9- Déficit budgétaire : il serait de 8%, exigeant la mobilisation de 20 milliards de dinars. Il faudrait leur ajouter la mobilisation de 10 milliards de dinars pour boucler l’exercice 2020.

10- Social :

-Gestion de l’étape post-Covid-19 : elle consistera essentiellement en la mobilisation des moyens financiers nécessaires pour acheter les vaccins. La Banque mondiale a fait état de sa disposition à aider la Tunisie en la matière. Le vice-président du Groupe de la Banque mondiale pour la Région Moyen-Orient et Afrique du Nord, Ferid Belhaj, a annoncé que « la Tunisie sera parmi les dix premiers pays à obtenir un soutien pour l’acquisition des vaccins Covid-19 ».

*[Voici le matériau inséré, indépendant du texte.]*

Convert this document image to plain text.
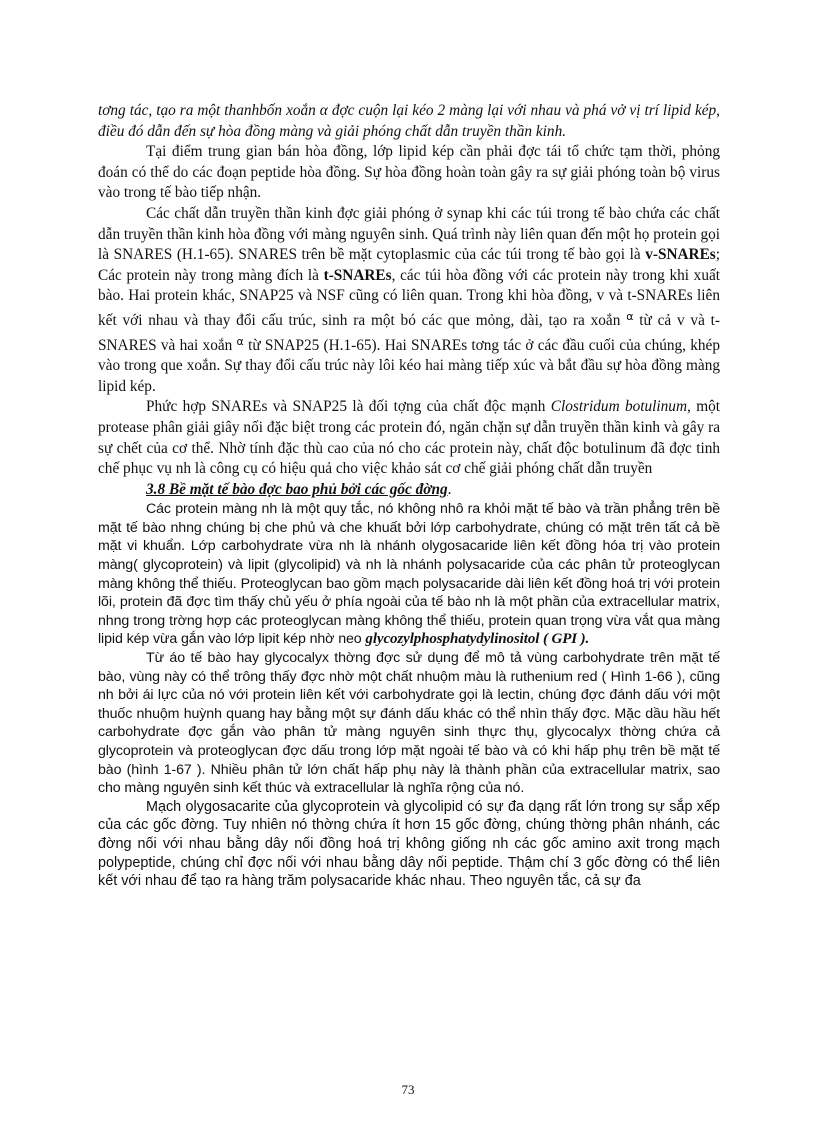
tơng tác, tạo ra một thanhbốn xoắn α đợc cuộn lại kéo 2 màng lại với nhau và phá vở vị trí lipid kép, điều đó dẫn đến sự hòa đồng màng và giải phóng chất dẫn truyền thần kinh.

Tại điểm trung gian bán hòa đồng, lớp lipid kép cần phải đợc tái tổ chức tạm thời, phỏng đoán có thể do các đoạn peptide hòa đồng. Sự hòa đồng hoàn toàn gây ra sự giải phóng toàn bộ virus vào trong tế bào tiếp nhận.

Các chất dẫn truyền thần kinh đợc giải phóng ở synap khi các túi trong tế bào chứa các chất dẫn truyền thần kinh hòa đồng với màng nguyên sinh. Quá trình này liên quan đến một họ protein gọi là SNARES (H.1-65). SNARES trên bề mặt cytoplasmic của các túi trong tế bào gọi là v-SNAREs; Các protein này trong màng đích là t-SNAREs, các túi hòa đồng với các protein này trong khi xuất bào. Hai protein khác, SNAP25 và NSF cũng có liên quan. Trong khi hòa đồng, v và t-SNAREs liên kết với nhau và thay đổi cấu trúc, sinh ra một bó các que mỏng, dài, tạo ra xoắn $^\alpha$ từ cả v và t-SNARES và hai xoắn $^\alpha$ từ SNAP25 (H.1-65). Hai SNAREs tơng tác ở các đầu cuối của chúng, khép vào trong que xoắn. Sự thay đổi cấu trúc này lôi kéo hai màng tiếp xúc và bắt đầu sự hòa đồng màng lipid kép.

Phức hợp SNAREs và SNAP25 là đối tợng của chất độc mạnh Clostridum botulinum, một protease phân giải giây nối đặc biệt trong các protein đó, ngăn chặn sự dẫn truyền thần kinh và gây ra sự chết của cơ thể. Nhờ tính đặc thù cao của nó cho các protein này, chất độc botulinum đã đợc tinh chế phục vụ nh là công cụ có hiệu quả cho việc khảo sát cơ chế giải phóng chất dẫn truyền

3.8 Bề mặt tế bào đợc bao phủ bởi các gốc đờng.

Các protein màng nh là một quy tắc, nó không nhô ra khỏi mặt tế bào và trần phẳng trên bề mặt tế bào nhng chúng bị che phủ và che khuất bởi lớp carbohydrate, chúng có mặt trên tất cả bề mặt vi khuẩn. Lớp carbohydrate vừa nh là nhánh olygosacaride liên kết đồng hóa trị vào protein màng( glycoprotein) và lipit (glycolipid) và nh là nhánh polysacaride của các phân tử proteoglycan màng không thể thiếu. Proteoglycan bao gồm mạch polysacaride dài liên kết đồng hoá trị với protein lõi, protein đã đợc tìm thấy chủ yếu ở phía ngoài của tế bào nh là một phần của extracellular matrix, nhng trong trờng hợp các proteoglycan màng không thể thiếu, protein quan trọng vừa vắt qua màng lipid kép vừa gắn vào lớp lipit kép nhờ neo glycozylphosphatydylinositol ( GPI ).

Từ áo tế bào hay glycocalyx thờng đợc sử dụng để mô tả vùng carbohydrate trên mặt tế bào, vùng này có thể trông thấy đợc nhờ một chất nhuộm màu là ruthenium red ( Hình 1-66 ), cũng nh bởi ái lực của nó với protein liên kết với carbohydrate gọi là lectin, chúng đợc đánh dấu với một thuốc nhuộm huỳnh quang hay bằng một sự đánh dấu khác có thể nhìn thấy đợc. Mặc dầu hầu hết carbohydrate đợc gắn vào phân tử màng nguyên sinh thực thụ, glycocalyx thờng chứa cả glycoprotein và proteoglycan đợc dấu trong lớp mặt ngoài tế bào và có khi hấp phụ trên bề mặt tế bào (hình 1-67 ). Nhiều phân tử lớn chất hấp phụ này là thành phần của extracellular matrix, sao cho màng nguyên sinh kết thúc và extracellular là nghĩa rộng của nó.

Mạch olygosacarite của glycoprotein và glycolipid có sự đa dạng rất lớn trong sự sắp xếp của các gốc đờng. Tuy nhiên nó thờng chứa ít hơn 15 gốc đờng, chúng thờng phân nhánh, các đờng nối với nhau bằng dây nối đồng hoá trị không giống nh các gốc amino axit trong mạch polypeptide, chúng chỉ đợc nối với nhau bằng dây nối peptide. Thậm chí 3 gốc đờng có thể liên kết với nhau để tạo ra hàng trăm polysacaride khác nhau. Theo nguyên tắc, cả sự đa

73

Cette pandémie a coûté en 2020 à la Tunisie 2,5 milliards de dinars, outre le manque à gagner en matière de recettes fiscales et parafiscales (6 milliards de dinars).

-Emploi : Le PLF2021 prévoit la suspension des recrutements dans la fonction publique à l’exception de certains secteurs (santé, sécurité dans les limites de 7 000 au total) et le non-remplacement des retraités.

Selon le PLF2021, le nombre des agents autorisés à exercer dans le secteur public (ministères, établissements publics, entreprises publiques…) a été fixé à 644 772.

-Des engagements syndicaux à honorer : au rayon des contraintes budgétaires, il y a lieu de signaler l’engagement du gouvernement à réviser à la hausse le salaire minimum interprofessionnel garanti (SMIG) et à régulariser la situation des ouvriers des chantiers, avec comme corollaires d’énormes besoins pour leur financement.